In the 1970s novelist Jerry Pournelle coined the phrase "Survival with Style".
In a series of essays (later collected as a book " A Step Further Out.")
Pournelle examined the challenges faced by the 1970s.
He points out the 'Sustainability' is a zero sum game which would eventually trap our species on this planet with dwindling resources.
Pournelle offers that:
a) Technology fixes problems of food production, and pollution,
b) The only thing inhibiting technology solving our problems is energy.
Given the oil crisis of the 70s he was obviously concerned about future contraints on fossil fuels, he concluded that nuclear was an excellent medium term solution.
The insanely suicidal aspect of the environmental Apocalypse cult is that it seeks to make us financially and energy poor at the same time. While raping our environment to produce useless windmills and seas of solar panels, which cause further environment degradation.

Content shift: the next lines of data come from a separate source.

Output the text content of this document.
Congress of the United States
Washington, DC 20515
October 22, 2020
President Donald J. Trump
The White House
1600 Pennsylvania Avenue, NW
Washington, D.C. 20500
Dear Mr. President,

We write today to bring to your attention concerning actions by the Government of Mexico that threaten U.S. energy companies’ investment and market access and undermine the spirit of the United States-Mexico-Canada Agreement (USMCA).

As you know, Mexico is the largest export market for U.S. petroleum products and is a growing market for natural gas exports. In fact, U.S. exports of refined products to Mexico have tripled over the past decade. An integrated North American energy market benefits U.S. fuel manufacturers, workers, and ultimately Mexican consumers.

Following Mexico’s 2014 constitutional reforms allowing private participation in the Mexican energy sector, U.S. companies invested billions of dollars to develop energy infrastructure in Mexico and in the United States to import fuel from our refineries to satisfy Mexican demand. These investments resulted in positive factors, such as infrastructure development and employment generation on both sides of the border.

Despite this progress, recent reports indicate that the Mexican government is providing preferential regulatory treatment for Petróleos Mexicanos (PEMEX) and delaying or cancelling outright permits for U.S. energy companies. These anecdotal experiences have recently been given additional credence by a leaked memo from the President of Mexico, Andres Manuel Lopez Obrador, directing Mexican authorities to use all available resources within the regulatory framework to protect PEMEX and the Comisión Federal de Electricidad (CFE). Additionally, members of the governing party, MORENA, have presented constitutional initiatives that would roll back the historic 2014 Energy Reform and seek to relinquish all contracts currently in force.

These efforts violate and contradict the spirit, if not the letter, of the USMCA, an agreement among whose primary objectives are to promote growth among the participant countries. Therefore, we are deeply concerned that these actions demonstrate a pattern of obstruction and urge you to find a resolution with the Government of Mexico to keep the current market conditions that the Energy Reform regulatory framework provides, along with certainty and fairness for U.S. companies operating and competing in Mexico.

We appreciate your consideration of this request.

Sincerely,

Not sure I agree that "the only thing inhibiting technology solving our problems is energy". That implies that progress is inevitable, provided we keep expanding energy consumption. History seems to suggest this is backwards: energy consumption increase is a byproduct of technological process, and not always a byproduct thereof. Many innovations, such as the heavy plow and new ways to produce steel, DECREASED the amount of energy consumed in a task, freeing that energy to be used elsewhere.
The idea that "technology" and "electricity" are the same is a peculiarly modern one, and one that I think is holding us back. Electric power remains new and exciting, so it gets the press, but there are many other areas in which technological innovation can improve our lives.